İş kazalarının yüz binde ölüm oranlarını da sizinle paylaşmış olayım. Bakın, Kırgızistan, Mısır, Moldova bizden fazla, bizde 100 binde 24,6; işte, ne bileyim İtalya'da 11, ABD'de 11, en düşük Hollanda, Kolombiya, İngiltere vesaire... Bu tabloyu da sizlerin dikkatine sunmak istiyorum. 100 bin işçi başına ilk iş kazasında ölüm oranları; bizim medeniyetimiz, bizim adamlığımız, bizim gelişmişliğimiz bu oranı gerilere çekmekle olur. Bunu da sizlerle paylaşmış olayım.

ARTIK AKP'YE OY VEREN FAKİR FUKARA DA İŞE GİREMİYOR

Bu işsizlik konusunda da değinmek istiyorum. Bakın, Ecevit -Allah rahmet eylesin- 1999'da o zaman MHP’de ortaktı, onları da tebrik edelim bu arada; hep sorumluluğu Ecevit'e atıyoruz, MHP'ye atmıyoruz da iyi bir şey var, MHP'yi de paylaşayım. Bu KPSS fakir fukaranın en büyük torpiliydi ama maalesef bunun da içine yani edildi demeyim de bu da berbat edildi; "mülakat" denen bir sistem getirildi, Sayın Bakan bunu da değiştirmek, hakikaten fakir fukaraya karşı ayrımcılık yapmak... bu konuda ayrımcılık yapmak en büyük ahlaksız yani bakın, ben şunu da söyleyeyim CHP ile AKP'ye oy veren fakir fukara arasında fark yok tarafınızda. Milletvekili yakını değilse, il başkanı yakını değilse AKP'ye oy veren fakir fukara da işe giremiyor. Mutlaka bu mülakat sisteminin tekrar hayata geçmesi gerekiyor.

PTT’DE SENDİKALI DİYE ÇALIŞANLAR SÜRGÜN YİYOR

PTT'de insanlar örgütlü oldukları için sürgün yiyor; bakın, tekrar söylüyorum, PTT'de insanlar örgütlü olduğu için BİRLİK HABER-SEN, TÜRK HABER-SEN hariç diğer tüm sendika yöneticilerine, il ve iş yeri temsilcilerine 4688 sayılı Kanun'a aykırı sürgün yapılıyor. Lütfen, bu konuyu sizin dikkatinize sunmak istiyorum, bu konuya dikkatinizi çekmek istiyorum.

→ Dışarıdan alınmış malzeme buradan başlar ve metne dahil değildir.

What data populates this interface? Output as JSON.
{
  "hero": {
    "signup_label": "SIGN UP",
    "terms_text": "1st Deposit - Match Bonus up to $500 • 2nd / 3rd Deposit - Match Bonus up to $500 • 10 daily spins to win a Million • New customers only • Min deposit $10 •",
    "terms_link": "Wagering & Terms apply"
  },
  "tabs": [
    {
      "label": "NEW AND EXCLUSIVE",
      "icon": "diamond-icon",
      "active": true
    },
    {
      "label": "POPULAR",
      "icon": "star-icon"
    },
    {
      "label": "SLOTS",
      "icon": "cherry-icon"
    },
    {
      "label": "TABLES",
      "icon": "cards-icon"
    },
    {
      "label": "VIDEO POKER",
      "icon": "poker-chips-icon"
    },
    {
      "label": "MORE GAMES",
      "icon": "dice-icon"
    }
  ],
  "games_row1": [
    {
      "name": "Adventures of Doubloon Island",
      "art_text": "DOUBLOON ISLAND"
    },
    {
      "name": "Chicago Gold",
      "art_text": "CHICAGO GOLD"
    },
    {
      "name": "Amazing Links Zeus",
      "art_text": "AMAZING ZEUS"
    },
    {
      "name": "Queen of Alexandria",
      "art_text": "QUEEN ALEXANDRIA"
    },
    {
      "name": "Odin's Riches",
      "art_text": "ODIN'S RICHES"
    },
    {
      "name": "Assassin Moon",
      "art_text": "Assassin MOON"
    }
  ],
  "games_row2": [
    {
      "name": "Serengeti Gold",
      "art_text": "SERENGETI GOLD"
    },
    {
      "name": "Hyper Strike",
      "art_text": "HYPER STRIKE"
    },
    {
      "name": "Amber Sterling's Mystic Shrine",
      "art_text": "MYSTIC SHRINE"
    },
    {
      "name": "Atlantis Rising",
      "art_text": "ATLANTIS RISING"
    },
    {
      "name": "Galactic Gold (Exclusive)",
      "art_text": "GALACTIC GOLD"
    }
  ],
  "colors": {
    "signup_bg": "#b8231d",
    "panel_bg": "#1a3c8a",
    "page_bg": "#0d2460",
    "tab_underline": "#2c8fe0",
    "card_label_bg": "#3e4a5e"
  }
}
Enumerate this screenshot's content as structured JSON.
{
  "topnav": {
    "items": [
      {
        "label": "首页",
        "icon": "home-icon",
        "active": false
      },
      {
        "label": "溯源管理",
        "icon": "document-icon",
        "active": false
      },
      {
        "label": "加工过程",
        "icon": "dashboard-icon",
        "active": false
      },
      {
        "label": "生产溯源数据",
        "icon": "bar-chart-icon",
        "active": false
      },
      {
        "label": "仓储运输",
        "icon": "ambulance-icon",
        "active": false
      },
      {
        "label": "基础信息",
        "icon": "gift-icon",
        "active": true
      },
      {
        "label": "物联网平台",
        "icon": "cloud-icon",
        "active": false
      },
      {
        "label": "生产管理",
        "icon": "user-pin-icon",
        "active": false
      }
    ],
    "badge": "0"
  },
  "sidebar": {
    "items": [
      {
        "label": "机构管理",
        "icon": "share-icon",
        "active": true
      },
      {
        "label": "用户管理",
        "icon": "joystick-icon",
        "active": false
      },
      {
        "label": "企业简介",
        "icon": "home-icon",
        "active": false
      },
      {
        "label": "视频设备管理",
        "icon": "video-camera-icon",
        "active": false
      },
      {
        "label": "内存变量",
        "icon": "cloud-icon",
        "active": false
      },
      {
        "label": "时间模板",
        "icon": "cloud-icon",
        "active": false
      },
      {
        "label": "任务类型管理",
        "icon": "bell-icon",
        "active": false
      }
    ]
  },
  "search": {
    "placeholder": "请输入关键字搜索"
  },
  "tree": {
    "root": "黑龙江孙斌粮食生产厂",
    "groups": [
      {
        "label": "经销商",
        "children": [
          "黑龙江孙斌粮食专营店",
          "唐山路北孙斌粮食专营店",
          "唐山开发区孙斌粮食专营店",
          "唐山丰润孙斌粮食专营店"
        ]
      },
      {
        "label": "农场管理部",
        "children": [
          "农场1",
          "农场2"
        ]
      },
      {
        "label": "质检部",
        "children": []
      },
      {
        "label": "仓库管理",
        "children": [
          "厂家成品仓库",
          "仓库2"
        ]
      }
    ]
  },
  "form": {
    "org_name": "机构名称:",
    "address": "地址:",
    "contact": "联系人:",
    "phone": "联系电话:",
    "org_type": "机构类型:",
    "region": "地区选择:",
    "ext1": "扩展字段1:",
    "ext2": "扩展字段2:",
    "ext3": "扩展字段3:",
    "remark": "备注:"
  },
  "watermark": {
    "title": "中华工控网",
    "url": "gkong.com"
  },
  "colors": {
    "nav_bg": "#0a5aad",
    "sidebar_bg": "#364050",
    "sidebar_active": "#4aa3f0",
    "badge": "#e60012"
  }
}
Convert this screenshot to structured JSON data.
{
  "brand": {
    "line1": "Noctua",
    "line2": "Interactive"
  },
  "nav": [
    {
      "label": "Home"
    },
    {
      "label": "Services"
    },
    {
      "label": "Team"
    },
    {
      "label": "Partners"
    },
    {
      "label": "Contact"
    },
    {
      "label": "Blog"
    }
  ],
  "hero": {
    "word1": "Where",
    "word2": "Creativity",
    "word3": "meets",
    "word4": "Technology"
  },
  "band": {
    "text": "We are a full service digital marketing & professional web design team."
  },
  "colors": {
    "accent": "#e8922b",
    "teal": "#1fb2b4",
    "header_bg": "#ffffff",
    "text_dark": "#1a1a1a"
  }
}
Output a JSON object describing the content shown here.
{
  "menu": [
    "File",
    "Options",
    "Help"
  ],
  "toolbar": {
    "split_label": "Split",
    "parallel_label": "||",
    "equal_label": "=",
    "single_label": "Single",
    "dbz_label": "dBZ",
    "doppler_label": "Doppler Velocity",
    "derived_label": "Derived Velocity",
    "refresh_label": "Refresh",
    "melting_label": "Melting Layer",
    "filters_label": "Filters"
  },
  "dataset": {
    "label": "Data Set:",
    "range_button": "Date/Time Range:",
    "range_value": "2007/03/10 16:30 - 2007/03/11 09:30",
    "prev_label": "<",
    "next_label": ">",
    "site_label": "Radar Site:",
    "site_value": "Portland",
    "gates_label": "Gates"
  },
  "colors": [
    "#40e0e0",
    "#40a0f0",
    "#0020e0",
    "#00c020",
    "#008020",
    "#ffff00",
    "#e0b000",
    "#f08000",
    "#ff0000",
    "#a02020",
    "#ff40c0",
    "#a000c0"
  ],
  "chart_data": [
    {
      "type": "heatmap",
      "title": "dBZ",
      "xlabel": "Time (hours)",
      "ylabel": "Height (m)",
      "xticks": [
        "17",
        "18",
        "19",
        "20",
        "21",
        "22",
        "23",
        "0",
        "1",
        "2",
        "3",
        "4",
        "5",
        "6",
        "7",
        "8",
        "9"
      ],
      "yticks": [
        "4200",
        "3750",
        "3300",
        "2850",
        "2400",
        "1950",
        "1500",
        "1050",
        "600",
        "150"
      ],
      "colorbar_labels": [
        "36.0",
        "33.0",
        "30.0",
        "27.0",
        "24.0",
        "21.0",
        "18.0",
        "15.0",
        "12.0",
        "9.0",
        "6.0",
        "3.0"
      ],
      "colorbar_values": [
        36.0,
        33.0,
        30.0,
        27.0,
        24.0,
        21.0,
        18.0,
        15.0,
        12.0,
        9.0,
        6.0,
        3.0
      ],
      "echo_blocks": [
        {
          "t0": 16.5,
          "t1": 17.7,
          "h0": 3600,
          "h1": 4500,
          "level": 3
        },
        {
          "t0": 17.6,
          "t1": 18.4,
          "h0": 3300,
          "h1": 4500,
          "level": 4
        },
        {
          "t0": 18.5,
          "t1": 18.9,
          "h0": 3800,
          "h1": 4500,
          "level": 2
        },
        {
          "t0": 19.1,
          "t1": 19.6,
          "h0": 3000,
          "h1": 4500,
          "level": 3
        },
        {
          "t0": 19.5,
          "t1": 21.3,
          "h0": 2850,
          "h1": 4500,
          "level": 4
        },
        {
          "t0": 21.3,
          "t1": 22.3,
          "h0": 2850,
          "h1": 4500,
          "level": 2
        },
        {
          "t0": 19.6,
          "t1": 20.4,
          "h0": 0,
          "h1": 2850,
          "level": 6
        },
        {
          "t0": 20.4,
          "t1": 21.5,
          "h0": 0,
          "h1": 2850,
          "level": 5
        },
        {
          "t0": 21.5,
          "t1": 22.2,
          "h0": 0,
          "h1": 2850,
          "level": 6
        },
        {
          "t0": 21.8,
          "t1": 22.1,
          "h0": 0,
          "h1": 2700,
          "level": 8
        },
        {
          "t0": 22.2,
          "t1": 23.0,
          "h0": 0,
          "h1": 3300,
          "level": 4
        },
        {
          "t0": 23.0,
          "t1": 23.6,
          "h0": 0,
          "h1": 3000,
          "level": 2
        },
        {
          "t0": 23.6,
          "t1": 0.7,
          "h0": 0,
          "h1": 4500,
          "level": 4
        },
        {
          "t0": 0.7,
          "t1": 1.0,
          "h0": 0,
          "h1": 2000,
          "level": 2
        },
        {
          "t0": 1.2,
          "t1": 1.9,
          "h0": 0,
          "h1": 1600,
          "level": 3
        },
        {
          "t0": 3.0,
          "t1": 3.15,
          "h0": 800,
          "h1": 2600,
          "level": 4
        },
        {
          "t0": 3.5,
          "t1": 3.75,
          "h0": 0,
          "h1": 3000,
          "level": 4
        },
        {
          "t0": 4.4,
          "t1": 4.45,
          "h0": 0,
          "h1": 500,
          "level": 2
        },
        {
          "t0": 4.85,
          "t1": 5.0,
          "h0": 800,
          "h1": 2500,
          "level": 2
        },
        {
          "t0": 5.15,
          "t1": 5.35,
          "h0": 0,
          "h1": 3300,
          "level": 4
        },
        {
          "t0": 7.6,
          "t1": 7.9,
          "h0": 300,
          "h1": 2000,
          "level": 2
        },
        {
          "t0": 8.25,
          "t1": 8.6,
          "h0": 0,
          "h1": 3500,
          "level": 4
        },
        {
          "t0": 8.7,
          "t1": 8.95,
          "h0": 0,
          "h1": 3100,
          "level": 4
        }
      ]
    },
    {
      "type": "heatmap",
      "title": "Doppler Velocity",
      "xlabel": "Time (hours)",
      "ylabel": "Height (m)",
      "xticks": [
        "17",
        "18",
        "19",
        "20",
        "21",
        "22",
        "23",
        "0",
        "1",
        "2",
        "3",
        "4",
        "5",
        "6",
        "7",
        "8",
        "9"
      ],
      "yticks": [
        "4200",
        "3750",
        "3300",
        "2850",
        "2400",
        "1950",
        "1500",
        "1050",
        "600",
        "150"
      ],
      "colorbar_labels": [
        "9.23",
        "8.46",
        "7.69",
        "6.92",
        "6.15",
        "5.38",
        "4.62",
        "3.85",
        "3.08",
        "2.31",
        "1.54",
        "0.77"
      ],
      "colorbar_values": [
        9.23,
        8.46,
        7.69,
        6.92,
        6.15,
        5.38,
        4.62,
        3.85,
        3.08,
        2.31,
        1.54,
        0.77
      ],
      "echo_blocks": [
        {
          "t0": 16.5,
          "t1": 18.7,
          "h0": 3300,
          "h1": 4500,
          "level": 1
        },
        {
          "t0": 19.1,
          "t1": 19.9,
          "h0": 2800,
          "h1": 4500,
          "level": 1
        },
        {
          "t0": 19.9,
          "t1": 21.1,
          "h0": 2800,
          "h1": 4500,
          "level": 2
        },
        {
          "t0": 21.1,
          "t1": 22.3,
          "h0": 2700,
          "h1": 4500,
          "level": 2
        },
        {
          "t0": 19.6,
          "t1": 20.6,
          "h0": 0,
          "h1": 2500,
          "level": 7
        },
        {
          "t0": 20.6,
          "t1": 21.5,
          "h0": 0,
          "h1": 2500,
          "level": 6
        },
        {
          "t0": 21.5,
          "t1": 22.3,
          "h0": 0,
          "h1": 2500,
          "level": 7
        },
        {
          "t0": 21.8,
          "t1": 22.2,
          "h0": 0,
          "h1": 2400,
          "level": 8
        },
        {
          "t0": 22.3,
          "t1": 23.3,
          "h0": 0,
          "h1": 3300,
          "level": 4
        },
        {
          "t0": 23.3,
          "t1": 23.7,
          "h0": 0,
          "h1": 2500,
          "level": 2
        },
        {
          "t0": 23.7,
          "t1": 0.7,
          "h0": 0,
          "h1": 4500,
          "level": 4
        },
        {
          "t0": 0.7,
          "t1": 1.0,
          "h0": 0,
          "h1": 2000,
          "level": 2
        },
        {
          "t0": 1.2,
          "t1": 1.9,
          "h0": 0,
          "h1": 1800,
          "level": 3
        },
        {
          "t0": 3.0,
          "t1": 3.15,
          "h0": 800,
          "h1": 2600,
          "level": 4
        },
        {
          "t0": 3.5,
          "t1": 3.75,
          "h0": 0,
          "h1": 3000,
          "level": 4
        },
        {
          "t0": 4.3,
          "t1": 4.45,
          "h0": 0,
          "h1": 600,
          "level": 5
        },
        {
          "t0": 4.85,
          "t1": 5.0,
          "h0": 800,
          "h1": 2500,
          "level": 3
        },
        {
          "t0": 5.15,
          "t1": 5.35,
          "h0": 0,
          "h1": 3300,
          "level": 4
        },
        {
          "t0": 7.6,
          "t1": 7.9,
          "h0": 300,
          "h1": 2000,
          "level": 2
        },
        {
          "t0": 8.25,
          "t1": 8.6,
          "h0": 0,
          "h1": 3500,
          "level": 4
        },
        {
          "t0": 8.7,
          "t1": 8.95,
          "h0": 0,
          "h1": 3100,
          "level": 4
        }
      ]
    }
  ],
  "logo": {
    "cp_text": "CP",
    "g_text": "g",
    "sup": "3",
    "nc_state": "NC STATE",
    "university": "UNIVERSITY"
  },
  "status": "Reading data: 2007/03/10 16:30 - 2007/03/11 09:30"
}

SENDİKALI OLDUĞU İÇİN İŞÇİLER CEZALANDIRILIYOR

Ayrıca, DİSK Gıda-İş üyesi 124 kişi Philip Morris'ten atıldı İzmir Torbalı'da, bu da sendikalaşmadan dolayı buna da bir çözüm bulunması gerekiyor. Yine Eskişehir'de Atışkan Alçı Fabrikası'nda çalışan KRİSTAL-İŞ sendikasına üye olduğu için 40 kişi işten çıkarıldı, orada TÜRK-İŞ'e bağlı 2 sendikanın rekabeti var ama mağdur olan oradaki... Yine İzmir'de Özsüt Fabrikası'nda TEK GIDA-İŞ sendikasına üye oldukları için 16 kişi işten çıkarıldı. Bu sendikalı oldukları işten çıkarıldı, bir an önce "beyaz bayrak" diyordunuz, tam da beyaz Bayrakla ilgili bunların yapılması lazım. Lütfen, sizden çok rica ediyoruz, bu konunun tarafınızca incelenmesini talep ediyoruz.